Jack Sanders, the master craftsman from Austin, has taken the D.I.Y. movement to an extreme with his Camp Design Build Adventure workshop series. Aspiring builders who come next week to El Cosmico, the trailer, tent, and teepee campground in Marfa, will have a chance to get their hands dirty while also helping others. Campers will work at the Blackwell School, using steel, wood, and concrete construction materials to improve an existing shade structure and build a long communal table of recycled oil pipe and poured concrete. The workshop will not be all work and no play. Live music is planned around the campfire at night, when Sanders is known to break out his proprietary concoction of pickled okra juice and vodka. But campers beware: morning will come early, and everyone will have to start the day with stretching exercises before they can eat breakfast. In fact, each attendee will teach the others their favorite stretch. “In my day-to-day practice, yoga or stretching often gets pushed aside for time and money,” Sanders said in an email. “Teaching or explaining your stretch takes some people out of their comfort zone, which is a theme of the camp.”
El Cosmico, June 4-9, designbuildadventure.com
On the Diamond
One of the most transcendent moments in the struggle for equality in the United States occurred on the baseball diamond in 1947, when Jackie Robinson put on a Brooklyn Dodgers uniform and became the first African American to play in the major league. This is not lost on Major League Baseball, which on Friday will host its eight annual Civil Rights Game, between the Houston Astros and Baltimore Orioles. The Astros and Orioles will wear throwback uniforms and represent their Negro League counterparts of the past, with the Astros playing as the Eagles, the onlyÖMLB Negro League team in Texas, and the Orioles as the Baltimore Elite Giants. Each of the first 15,000 fans at the game will receive a commemorative cap. After the game will be a Motown-themed fireworks show.

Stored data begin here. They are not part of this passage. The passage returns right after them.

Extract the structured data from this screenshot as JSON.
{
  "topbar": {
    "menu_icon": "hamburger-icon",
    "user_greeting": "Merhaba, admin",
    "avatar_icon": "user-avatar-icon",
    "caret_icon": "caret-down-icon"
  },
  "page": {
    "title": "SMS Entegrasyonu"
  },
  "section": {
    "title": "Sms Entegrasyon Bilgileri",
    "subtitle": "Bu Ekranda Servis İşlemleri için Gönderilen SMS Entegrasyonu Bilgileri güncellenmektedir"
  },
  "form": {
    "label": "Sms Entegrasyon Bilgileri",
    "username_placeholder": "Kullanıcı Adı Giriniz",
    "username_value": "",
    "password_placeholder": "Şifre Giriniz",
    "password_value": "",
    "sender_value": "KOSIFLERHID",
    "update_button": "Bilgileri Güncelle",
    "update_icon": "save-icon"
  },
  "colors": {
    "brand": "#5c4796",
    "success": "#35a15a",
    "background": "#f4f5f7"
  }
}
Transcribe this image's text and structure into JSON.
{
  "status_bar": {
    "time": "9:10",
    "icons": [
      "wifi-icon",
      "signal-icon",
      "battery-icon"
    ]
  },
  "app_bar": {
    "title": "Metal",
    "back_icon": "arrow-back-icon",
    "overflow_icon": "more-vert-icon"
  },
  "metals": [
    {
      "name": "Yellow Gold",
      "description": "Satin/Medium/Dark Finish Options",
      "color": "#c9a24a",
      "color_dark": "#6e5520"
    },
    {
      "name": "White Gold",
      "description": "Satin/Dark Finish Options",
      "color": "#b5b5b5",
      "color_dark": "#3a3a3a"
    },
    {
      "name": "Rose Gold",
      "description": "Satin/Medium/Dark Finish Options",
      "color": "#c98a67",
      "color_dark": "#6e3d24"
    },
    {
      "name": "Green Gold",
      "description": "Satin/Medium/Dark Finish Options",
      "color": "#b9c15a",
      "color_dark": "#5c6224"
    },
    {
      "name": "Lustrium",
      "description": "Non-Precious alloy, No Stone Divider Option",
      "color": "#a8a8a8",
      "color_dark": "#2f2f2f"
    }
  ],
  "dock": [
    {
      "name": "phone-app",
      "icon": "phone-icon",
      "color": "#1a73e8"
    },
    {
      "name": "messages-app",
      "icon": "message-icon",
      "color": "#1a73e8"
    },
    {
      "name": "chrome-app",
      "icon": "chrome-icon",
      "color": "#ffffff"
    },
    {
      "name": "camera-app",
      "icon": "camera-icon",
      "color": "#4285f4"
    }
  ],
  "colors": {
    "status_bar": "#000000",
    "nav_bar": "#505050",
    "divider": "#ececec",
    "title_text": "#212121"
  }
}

Minute Maid Park, May 30, 7:10 p.m., mlb.com
Images from the “Meaty” exhibit by Chisum Justus epitomize his West Texas upbringing, where cattle are raised and then slaughtered for profit. “Meat presents itself as a sign of both strength and mortality, displaying the dominance of one living creature over another, namely, mankind over nature,” Justus said in an email. While ostensibly a political statement, the twelve paintings depicting various slabs of beef are more pointedly an exercise in artistic manipulation, in which the heavy application on canvas of liquid acrylic and latex paint causes marbling similar to the striations of fat within cuts of meat. “With formal standards in mind,” he explained, “meat as subject has become the vehicle for an investigation of the act of painting.” The paintings will be on display through Saturday.
Cohn Drennan Contemporary, May 30-31, cohndrennancontemporary.com
Music of Mexico
While certain Mexican styles of music like conjunto, mariachi, and Tejano are common in Texas, another style called huapango—a variant of the Mexican style of song referred to as “son”—is making its formal debut in the United States on Saturday, with the inaugural Huapango Sin Fronteras festival in Austin. Over twelve hours, eleven bands will showcase this stringed folk music known for its galloping rhythm and virtuoso violin playing. Some groups will favor huapango arribeño, born of four-member ensembles from Central Mexico, and others huapango huasteco, originated by trios from the central coast of the Gulf of Mexico. What each style typically has in common is the zapateado, a tap style of dance done as an accompaniment, sometimes atop a wood platform.
Plaza de Toros R3, May 31, 2 p.m., huapangosinfronteras.com
How Delicious Is Made
Sometimes a great meal prepared by another can be taken for granted. Loncito Cartwright, a sixth-generation rancher who raises free-range sheep and pigs on his Twin Oaks Ranch in Dinero, will make sure that does not happen at Wednesday’s “A Texas Bounty: Supper Club.” At the five-course food-and-beer-paired feast, he will put the dinner into context from farm to table.
Hotel Havana, June 4, 7 p.m., havanasanantonio.com
The Lead Horse
Even if the race horse California Chrome caps off a historic Triple Crown victory at the Belmont Stakes, he will be less decorated than the star of “War Horse,” the Tony Award–winning play based on the Oscar-winning film by Steven Spielberg, appearing onstage through June 1 at the Hobby Center.